You know the deal, the more some folks learn about a topic, the more shortcuts/slang/acronyms/initials can be tossed around. I’m here to help you understand those sometimes mysterious words and phrases, thus – Wine Words Demystified!
This week’s word is breathe (a.k.a “aeration”)…
The process of intentionally exposing wine to oxygen to “open up” and soften it…as when a young wine is poured into a carafe or a decanter or even just swirled in the glass
There are two primary situations to let a wine “breathe” The first is part of the wine tasting process when you swirl the wine in the glass. Swirling the wine in the glass draws air into the wine. The mixture of the air and wine releases and intensifies (opens up) the aromas of the wine. Thereby allowing you to make a preliminary judgment about the wines aromas. Which is likely a harbinger for how the wine will taste since 80% of what we taste is attributable to what we smell.

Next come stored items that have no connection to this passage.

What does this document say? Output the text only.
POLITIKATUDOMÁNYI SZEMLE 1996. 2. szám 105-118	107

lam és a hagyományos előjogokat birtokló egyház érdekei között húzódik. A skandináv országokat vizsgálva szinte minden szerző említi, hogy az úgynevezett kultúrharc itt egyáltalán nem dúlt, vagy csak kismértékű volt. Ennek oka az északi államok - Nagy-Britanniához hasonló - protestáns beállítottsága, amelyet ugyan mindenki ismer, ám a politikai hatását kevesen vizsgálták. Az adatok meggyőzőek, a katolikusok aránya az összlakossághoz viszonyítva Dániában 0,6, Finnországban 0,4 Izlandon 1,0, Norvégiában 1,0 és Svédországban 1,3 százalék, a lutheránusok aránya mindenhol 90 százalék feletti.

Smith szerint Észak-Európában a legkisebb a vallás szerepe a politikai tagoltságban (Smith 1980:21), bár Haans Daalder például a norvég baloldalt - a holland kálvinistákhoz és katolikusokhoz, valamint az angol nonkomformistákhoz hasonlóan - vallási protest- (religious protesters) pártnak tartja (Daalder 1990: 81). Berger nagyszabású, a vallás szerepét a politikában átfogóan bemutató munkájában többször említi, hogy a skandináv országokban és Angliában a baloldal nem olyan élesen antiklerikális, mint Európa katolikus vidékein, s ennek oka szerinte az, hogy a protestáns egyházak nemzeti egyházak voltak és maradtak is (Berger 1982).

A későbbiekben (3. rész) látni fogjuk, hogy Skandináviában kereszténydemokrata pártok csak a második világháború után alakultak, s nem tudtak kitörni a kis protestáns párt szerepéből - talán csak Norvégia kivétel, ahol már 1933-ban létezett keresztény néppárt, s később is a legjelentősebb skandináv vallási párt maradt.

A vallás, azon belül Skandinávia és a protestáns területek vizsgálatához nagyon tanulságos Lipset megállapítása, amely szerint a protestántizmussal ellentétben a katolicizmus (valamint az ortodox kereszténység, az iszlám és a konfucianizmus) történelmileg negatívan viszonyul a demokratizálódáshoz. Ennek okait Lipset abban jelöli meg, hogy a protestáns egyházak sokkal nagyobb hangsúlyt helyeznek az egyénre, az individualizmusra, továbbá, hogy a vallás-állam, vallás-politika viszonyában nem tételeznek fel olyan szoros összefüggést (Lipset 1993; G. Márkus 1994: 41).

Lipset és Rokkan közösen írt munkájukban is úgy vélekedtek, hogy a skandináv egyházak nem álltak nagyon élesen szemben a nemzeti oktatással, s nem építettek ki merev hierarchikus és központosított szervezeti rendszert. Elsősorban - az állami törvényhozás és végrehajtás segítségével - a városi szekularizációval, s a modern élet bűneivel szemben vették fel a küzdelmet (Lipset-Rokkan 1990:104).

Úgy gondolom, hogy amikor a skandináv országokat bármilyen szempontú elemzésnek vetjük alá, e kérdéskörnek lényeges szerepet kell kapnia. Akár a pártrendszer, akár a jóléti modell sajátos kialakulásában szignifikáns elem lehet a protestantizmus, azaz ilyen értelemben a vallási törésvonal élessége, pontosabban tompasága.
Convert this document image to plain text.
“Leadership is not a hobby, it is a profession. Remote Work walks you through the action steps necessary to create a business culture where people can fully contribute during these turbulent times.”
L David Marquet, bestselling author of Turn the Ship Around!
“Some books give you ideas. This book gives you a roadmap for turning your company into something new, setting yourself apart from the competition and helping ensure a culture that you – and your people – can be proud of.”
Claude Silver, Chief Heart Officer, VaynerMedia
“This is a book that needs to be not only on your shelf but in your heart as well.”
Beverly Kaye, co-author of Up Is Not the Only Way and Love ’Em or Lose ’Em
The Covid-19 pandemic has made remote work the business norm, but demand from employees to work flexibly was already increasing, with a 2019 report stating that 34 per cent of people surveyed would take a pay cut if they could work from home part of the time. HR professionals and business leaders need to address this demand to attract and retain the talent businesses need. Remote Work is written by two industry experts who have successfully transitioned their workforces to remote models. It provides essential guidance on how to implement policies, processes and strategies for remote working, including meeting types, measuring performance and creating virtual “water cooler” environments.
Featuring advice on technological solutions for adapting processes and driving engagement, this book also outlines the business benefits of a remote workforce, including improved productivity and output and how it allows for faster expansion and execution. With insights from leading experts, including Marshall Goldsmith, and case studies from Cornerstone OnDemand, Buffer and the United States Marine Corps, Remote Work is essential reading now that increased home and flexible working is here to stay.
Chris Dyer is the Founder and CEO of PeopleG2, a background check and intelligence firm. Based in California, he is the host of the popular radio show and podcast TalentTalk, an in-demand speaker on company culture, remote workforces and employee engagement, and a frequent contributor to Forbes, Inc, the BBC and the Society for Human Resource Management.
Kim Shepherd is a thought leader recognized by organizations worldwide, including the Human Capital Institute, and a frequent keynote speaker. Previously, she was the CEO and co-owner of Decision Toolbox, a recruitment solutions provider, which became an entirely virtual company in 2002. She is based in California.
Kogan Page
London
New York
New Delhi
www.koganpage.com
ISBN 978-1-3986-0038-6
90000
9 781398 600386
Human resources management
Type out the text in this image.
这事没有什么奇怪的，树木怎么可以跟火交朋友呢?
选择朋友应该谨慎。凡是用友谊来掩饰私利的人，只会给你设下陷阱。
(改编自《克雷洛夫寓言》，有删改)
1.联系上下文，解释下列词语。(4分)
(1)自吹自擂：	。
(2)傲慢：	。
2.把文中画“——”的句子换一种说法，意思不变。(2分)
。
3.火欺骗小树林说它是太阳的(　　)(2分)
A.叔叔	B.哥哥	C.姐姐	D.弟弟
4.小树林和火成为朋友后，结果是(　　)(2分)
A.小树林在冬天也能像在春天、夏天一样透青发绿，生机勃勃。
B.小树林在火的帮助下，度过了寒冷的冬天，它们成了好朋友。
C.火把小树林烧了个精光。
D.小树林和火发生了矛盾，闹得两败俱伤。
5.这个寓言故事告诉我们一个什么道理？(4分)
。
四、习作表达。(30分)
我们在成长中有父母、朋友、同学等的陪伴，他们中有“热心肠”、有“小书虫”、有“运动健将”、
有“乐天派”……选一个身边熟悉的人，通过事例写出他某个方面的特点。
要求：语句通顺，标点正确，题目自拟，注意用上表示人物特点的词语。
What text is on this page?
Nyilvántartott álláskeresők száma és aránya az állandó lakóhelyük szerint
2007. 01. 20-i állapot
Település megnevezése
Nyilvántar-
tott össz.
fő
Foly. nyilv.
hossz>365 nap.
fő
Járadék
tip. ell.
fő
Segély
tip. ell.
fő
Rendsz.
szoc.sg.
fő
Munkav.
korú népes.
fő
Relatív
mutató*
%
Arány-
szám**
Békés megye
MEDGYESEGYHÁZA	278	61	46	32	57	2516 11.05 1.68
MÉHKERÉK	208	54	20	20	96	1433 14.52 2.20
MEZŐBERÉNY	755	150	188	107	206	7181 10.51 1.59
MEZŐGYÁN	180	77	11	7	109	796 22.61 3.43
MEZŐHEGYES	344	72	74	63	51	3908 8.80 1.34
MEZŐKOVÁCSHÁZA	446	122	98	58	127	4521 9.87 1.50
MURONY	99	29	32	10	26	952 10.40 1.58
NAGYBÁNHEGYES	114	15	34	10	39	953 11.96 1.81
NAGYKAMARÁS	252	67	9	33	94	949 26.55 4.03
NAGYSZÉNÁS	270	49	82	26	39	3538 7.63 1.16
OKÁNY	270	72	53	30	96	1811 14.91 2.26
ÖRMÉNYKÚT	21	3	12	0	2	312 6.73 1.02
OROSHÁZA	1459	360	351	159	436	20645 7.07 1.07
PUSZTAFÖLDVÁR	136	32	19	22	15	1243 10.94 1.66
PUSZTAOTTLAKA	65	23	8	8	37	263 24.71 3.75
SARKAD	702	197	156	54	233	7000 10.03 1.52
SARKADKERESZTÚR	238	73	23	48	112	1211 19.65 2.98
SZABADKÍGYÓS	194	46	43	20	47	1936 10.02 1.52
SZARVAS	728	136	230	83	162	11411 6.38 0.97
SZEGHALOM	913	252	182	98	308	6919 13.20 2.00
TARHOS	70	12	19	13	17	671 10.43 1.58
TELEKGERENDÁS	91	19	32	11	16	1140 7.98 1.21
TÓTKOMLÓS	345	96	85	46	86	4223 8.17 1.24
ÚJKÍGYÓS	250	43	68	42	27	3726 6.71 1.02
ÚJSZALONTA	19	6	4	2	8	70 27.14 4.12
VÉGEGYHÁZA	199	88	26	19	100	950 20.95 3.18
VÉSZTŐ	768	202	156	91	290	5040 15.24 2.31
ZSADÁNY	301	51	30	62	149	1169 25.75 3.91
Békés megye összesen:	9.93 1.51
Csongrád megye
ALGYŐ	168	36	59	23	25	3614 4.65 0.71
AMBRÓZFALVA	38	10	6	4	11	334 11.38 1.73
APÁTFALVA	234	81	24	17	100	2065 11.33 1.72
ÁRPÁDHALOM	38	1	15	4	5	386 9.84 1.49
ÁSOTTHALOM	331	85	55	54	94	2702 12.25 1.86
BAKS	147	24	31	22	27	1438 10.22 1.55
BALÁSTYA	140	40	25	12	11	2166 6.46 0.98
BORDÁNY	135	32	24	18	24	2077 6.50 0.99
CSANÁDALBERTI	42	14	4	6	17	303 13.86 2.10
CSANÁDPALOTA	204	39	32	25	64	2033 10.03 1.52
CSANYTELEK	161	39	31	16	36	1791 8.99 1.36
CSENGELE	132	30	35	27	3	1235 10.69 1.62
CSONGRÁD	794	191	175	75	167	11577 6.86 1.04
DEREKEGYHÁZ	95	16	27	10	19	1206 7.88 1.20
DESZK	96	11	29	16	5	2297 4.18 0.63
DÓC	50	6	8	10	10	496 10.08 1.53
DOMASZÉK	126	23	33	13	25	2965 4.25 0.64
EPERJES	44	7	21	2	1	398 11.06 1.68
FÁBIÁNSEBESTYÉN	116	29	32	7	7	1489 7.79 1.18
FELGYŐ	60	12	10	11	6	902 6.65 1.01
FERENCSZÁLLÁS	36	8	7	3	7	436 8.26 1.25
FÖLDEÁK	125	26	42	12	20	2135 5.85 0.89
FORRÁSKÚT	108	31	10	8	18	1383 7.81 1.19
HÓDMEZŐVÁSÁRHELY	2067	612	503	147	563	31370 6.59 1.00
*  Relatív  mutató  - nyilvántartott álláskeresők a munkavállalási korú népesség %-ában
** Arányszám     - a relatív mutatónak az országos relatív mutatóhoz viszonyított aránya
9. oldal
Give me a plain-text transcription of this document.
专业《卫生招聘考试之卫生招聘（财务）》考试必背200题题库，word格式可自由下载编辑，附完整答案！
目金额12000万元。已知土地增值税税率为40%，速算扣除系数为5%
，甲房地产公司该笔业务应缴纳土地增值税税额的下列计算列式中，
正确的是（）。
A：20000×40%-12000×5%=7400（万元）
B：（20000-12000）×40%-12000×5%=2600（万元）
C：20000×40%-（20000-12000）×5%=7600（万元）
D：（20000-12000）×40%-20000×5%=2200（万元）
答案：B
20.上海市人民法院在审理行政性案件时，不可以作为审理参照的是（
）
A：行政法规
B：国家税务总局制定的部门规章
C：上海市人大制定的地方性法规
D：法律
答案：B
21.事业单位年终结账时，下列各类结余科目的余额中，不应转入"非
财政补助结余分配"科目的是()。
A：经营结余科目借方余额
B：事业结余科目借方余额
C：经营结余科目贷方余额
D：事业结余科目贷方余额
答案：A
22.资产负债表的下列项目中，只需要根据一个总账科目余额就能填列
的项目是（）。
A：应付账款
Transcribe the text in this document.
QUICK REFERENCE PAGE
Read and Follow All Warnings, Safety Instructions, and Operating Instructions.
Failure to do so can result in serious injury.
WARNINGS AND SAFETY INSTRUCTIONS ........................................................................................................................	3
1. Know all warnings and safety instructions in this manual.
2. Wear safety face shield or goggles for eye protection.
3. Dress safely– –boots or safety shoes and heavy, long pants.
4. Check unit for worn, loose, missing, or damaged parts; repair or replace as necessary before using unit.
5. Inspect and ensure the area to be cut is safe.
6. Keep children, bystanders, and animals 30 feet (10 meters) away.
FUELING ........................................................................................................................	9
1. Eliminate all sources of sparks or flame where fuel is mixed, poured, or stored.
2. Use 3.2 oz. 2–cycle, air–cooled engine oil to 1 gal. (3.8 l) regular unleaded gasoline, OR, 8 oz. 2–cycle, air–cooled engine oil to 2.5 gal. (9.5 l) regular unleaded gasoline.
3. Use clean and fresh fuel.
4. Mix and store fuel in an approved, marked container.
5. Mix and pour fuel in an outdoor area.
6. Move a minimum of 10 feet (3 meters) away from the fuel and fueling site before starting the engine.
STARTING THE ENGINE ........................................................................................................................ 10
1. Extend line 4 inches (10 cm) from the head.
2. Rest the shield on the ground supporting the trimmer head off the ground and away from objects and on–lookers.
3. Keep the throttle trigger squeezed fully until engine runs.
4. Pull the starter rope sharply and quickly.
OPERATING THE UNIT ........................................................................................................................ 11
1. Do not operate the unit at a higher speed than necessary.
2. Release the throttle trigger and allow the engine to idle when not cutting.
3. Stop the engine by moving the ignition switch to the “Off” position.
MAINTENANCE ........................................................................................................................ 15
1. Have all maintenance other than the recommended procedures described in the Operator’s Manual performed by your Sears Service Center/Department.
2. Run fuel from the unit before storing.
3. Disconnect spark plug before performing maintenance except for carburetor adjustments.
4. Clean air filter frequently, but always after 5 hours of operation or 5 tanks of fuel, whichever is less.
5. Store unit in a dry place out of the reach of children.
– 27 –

The second reason is to “soften” a wine that is too tannic (the presence of tannic acid in the wine creates the perception of sandpaper on your tongue). The air reacts with the tannic acid can soften, or mellow the wine so the perception of tannins is lessened.
Mostly red wines need to “breathe” to improve (though some white wines may also benefit from breathing), especially young wines that tend to be more tannic like Cabernet Sauvignon, Petite Sirah, and Nebbiolo.